Click on the picture for an interactive version.
From Molecular Modeling Basics CRC Press, 2010

It will not always be possible to find an article that reports the TS structure for your reaction of interest. So let’s try to find the TS without the information from the article.  I start from the same structure (Figure 5.32a), and I arbitrarily pick C1-O10 as the reaction coordinate constrained to 1.70 Å.

This constrained optimization results (after 23 steps) in the geometry shown in Figure 5.35a.  The subsequent TS search results in the geometry shown in Figure 5.35b, which has no imaginary frequency and is clearly the product.

Figure 5.35a. The geometry resulting from a constrained optimization in which the distance between atoms 1 and 10 (see Figure 5.32a for numbering) was constrained to 1.7 Å, and the normal mode of the imaginary frequency computed for this structure at the PM3 level.
Click on the picture for an interactive version.
From Molecular Modeling Basics CRC Press, 2010

Figure 5.35b. The geometry resulting from a TS search initiated from the geometry shown in Figure 5.35(a).
Click on the picture for an interactive version.
From Molecular Modeling Basics CRC Press, 2010

The fact that the C–O bond is re-formed indicates that it should be stretched more in the initial guess, so I repeat the optimization with the C–O distance constrained to 2.0 Å instead of 1.70 Å. This results (after 39 steps) in the geometry shown in Figure 5.36.  Using this as a starting geometry for the TS search leads to the TS in Figure 4.30a after 17 steps.

Figure 5.36. The geometry resulting from a constrained optimization in which the distance between atoms 1 and 10 (see Figure 5.32a for numbering) was constrained to 2.0 Å, and the normal mode of the imaginary frequency computed for this structure at the PM3 level.
Click on the picture for an interactive version.
From Molecular Modeling Basics CRC Press, 2010

In the screencast below I try to reproduce the calculations that lead to these figures.  Because I rebuild the structure in Figure 5.32a, I get different starting coordinates, so the energies and number of steps are different than what I discuss in the book for the 4-constraints approach.

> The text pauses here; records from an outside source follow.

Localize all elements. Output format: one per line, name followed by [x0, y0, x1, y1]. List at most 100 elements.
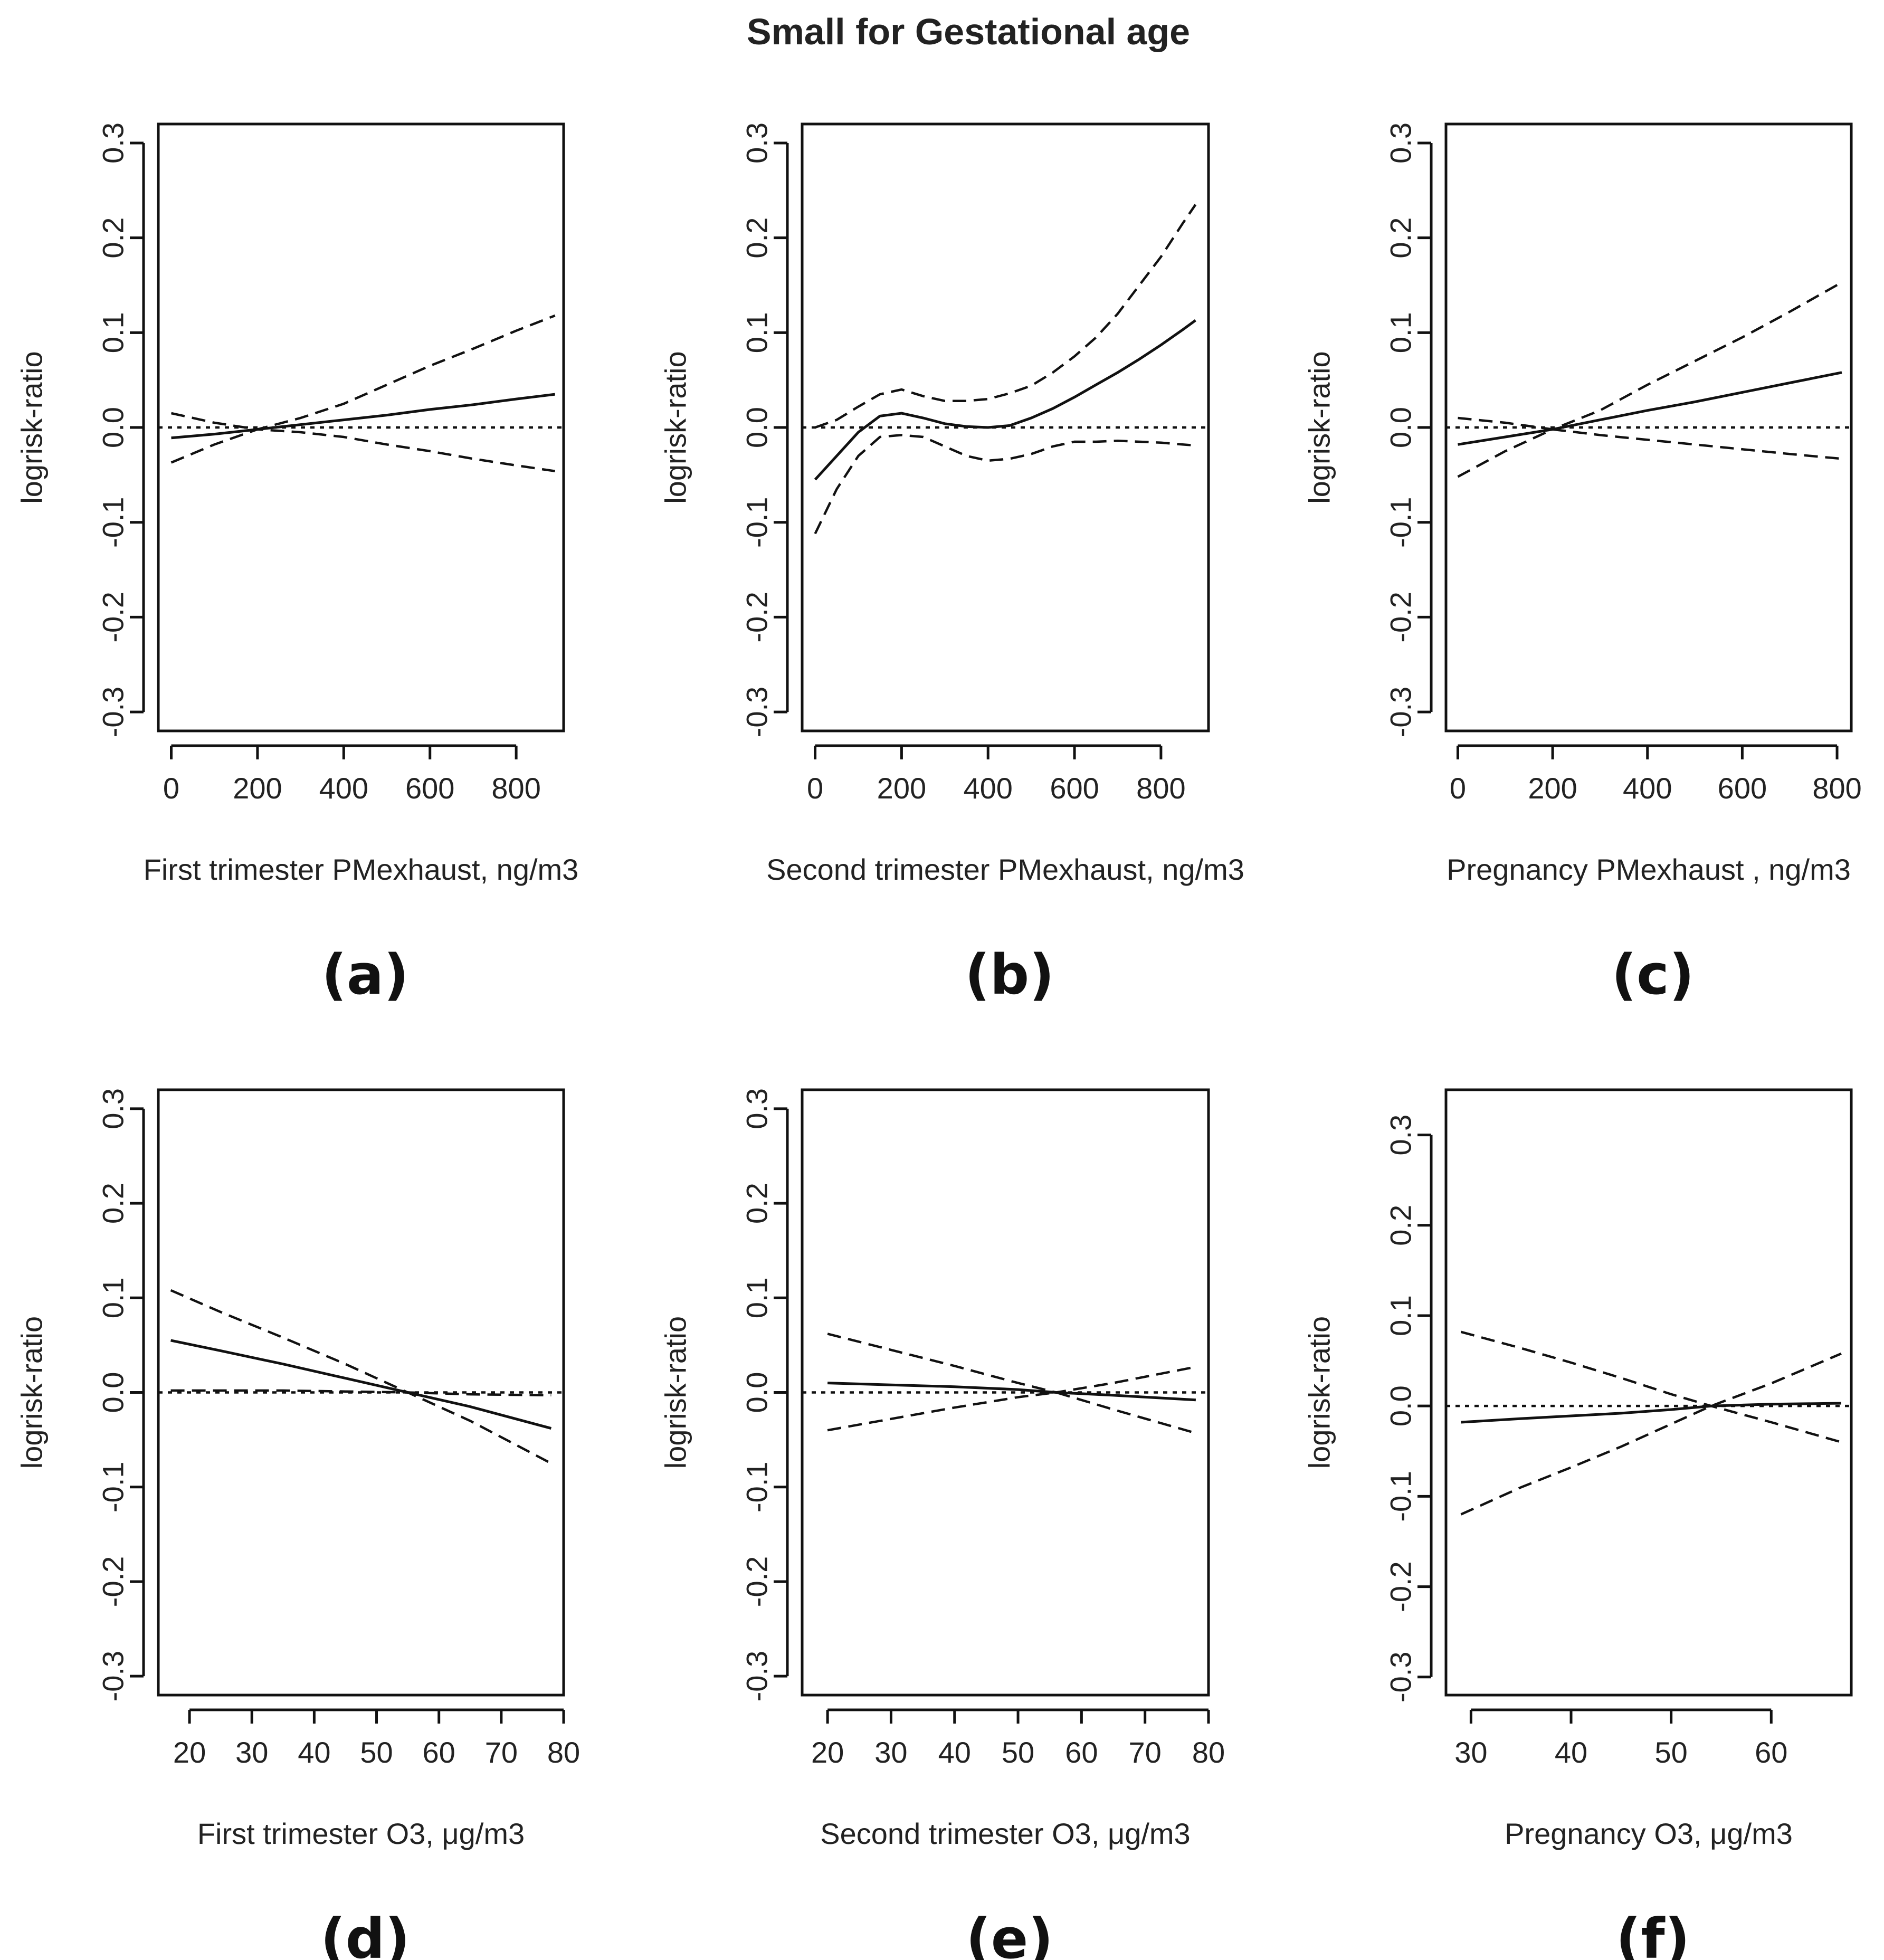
chart-panel: -0.3 -0.2 -0.1 0.0 0.1 0.2 0.3 0 200 400 600 800 Fir… [15, 122, 579, 1007]
x-axis-title: Second trimester PMexhaust, ng/m3 [766, 853, 1244, 886]
y-tick-label: -0.2 [740, 1556, 774, 1607]
panel-label: (c) [1612, 943, 1695, 1007]
x-tick-label: 40 [298, 1736, 330, 1769]
x-tick-label: 0 [163, 772, 179, 805]
x-axis-title: First trimester PMexhaust, ng/m3 [144, 853, 579, 886]
x-tick-label: 800 [1136, 772, 1185, 805]
y-tick-label: 0.2 [97, 1183, 130, 1224]
y-tick-label: -0.1 [97, 1461, 130, 1512]
x-tick-label: 30 [874, 1736, 907, 1769]
lower-ci-line [814, 434, 1196, 535]
plot-frame [1444, 1088, 1853, 1697]
x-axis-title: Pregnancy O3, μg/m3 [1505, 1817, 1793, 1850]
y-tick-label: 0.1 [1384, 1295, 1417, 1336]
y-tick-label: -0.2 [740, 592, 774, 643]
panels: -0.3-0.2-0.10.00.10.20.30 200 400 600 800Fir… [15, 122, 1862, 1960]
lower-ci-line [827, 1391, 1196, 1434]
y-tick-label: 0.0 [740, 407, 774, 448]
lower-ci-line [1457, 428, 1842, 478]
chart-panel: -0.3 -0.2 -0.1 0.0 0.1 0.2 0.3 0 200 400 600 800 Pre… [1303, 122, 1862, 1007]
upper-ci-line [814, 204, 1197, 429]
chart-panel: -0.3 -0.2 -0.1 0.0 0.1 0.2 0.3 0 200 400 600 800 Sec… [659, 122, 1244, 1007]
y-tick-label: -0.3 [97, 1651, 130, 1702]
x-tick-label: 40 [938, 1736, 971, 1769]
y-axis-title: logrisk-ratio [1303, 351, 1336, 503]
x-tick-label: 60 [1065, 1736, 1098, 1769]
x-axis-title: First trimester O3, μg/m3 [197, 1817, 525, 1850]
y-tick-label: 0.3 [740, 1088, 774, 1129]
y-axis-title: logrisk-ratio [15, 1316, 49, 1469]
estimate-line [1458, 371, 1842, 446]
y-tick-label: 0.1 [740, 1277, 774, 1318]
panel-label: (e) [966, 1907, 1053, 1960]
x-tick-label: 80 [547, 1736, 580, 1769]
panel-label: (a) [321, 943, 408, 1007]
y-tick-label: -0.1 [1384, 497, 1417, 548]
x-tick-label: 0 [1450, 772, 1466, 805]
x-tick-label: 80 [1192, 1736, 1225, 1769]
y-tick-label: -0.1 [740, 497, 774, 548]
y-tick-label: 0.3 [1384, 1115, 1417, 1156]
y-tick-label: 0.0 [1384, 407, 1417, 448]
y-tick-label: -0.2 [1384, 1561, 1417, 1612]
y-axis-title: logrisk-ratio [15, 351, 49, 503]
upper-ci-line [1458, 281, 1843, 431]
lower-ci-line [170, 1389, 552, 1464]
y-tick-label: -0.2 [1384, 592, 1417, 643]
x-tick-label: 800 [491, 772, 540, 805]
upper-ci-line [171, 314, 556, 431]
y-tick-label: -0.3 [740, 1651, 774, 1702]
x-tick-label: 20 [811, 1736, 844, 1769]
estimate-line [171, 393, 556, 440]
y-tick-label: 0.0 [97, 1372, 130, 1413]
chart-panel: -0.3 -0.2 -0.1 0.0 0.1 0.2 0.3 30 40 50 60 Pregnanc… [1303, 1088, 1853, 1960]
y-tick-label: -0.1 [740, 1461, 774, 1512]
x-tick-label: 50 [1002, 1736, 1034, 1769]
estimate-line [170, 1339, 552, 1430]
y-tick-label: 0.1 [740, 312, 774, 353]
y-tick-label: 0.2 [97, 217, 130, 259]
chart-panel: -0.3 -0.2 -0.1 0.0 0.1 0.2 0.3 20 30 40 50 60 70 80 Se… [659, 1088, 1225, 1960]
x-axis-title: Pregnancy PMexhaust , ng/m3 [1447, 853, 1851, 886]
y-tick-label: -0.3 [97, 687, 130, 738]
y-tick-label: 0.3 [1384, 122, 1417, 164]
x-tick-label: 60 [1755, 1736, 1787, 1769]
y-tick-label: -0.3 [1384, 687, 1417, 738]
estimate-line [827, 1382, 1196, 1402]
y-tick-label: -0.1 [97, 497, 130, 548]
x-tick-label: 600 [1050, 772, 1099, 805]
y-tick-label: 0.3 [740, 122, 774, 164]
y-tick-label: 0.2 [1384, 1205, 1417, 1246]
y-tick-label: 0.2 [740, 217, 774, 259]
estimate-line [1461, 1402, 1842, 1424]
y-tick-label: 0.1 [97, 1277, 130, 1318]
x-tick-label: 400 [319, 772, 368, 805]
y-tick-label: -0.3 [740, 687, 774, 738]
panel-label: (f) [1616, 1907, 1690, 1960]
x-tick-label: 400 [1623, 772, 1672, 805]
y-tick-label: 0.0 [1384, 1385, 1417, 1426]
figure-title: Small for Gestational age [747, 11, 1190, 52]
panel-label: (b) [965, 943, 1054, 1007]
y-tick-label: 0.0 [97, 407, 130, 448]
y-tick-label: -0.3 [1384, 1652, 1417, 1703]
y-axis-title: logrisk-ratio [1303, 1316, 1336, 1469]
x-axis-title: Second trimester O3, μg/m3 [820, 1817, 1190, 1850]
x-tick-label: 60 [423, 1736, 455, 1769]
x-tick-label: 20 [173, 1736, 206, 1769]
lower-ci-line [1460, 1352, 1842, 1516]
upper-ci-line [170, 1289, 551, 1397]
lower-ci-line [170, 428, 556, 472]
upper-ci-line [827, 1333, 1196, 1394]
x-tick-label: 70 [485, 1736, 518, 1769]
y-tick-label: -0.2 [97, 1556, 130, 1607]
x-tick-label: 0 [807, 772, 823, 805]
y-tick-label: -0.1 [1384, 1471, 1417, 1522]
y-tick-label: 0.2 [1384, 217, 1417, 259]
y-axis-title: logrisk-ratio [659, 1316, 692, 1469]
chart-panel: -0.3 -0.2 -0.1 0.0 0.1 0.2 0.3 20 30 40 50 60 70 80 Fi… [15, 1088, 581, 1960]
y-tick-label: 0.0 [740, 1372, 774, 1413]
y-tick-label: -0.2 [97, 592, 130, 643]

In the case of the 1-constraint approach, I actually manage to find the TS using the 1.70 Å constraint.  Thus, the structures in Figures 5.35b and 5.36 do not appear in the screencast.  This just goes to show how finicky TS searchers are to starting geometries.

While editing the screencast I noticed that the PM3 energies of the two TS structures I find are very different (11 kcal/mol).  This is also true for the TSs I found when writing the book (where they are different by 6.6 kcal/mol).

This appears to be a problem that PM3 has with structures where bonds are partially broken or formed.  I could not reproduce this for structures with normal bond lengths such as the reactants and products.   Note that in the book, I use M06/6-31G(d) single point energies to compute barriers, and that the  M06/6-31G(d)//PM3 single point energies of the TSs found with the two different method are only different by 0.03 kcal/mol.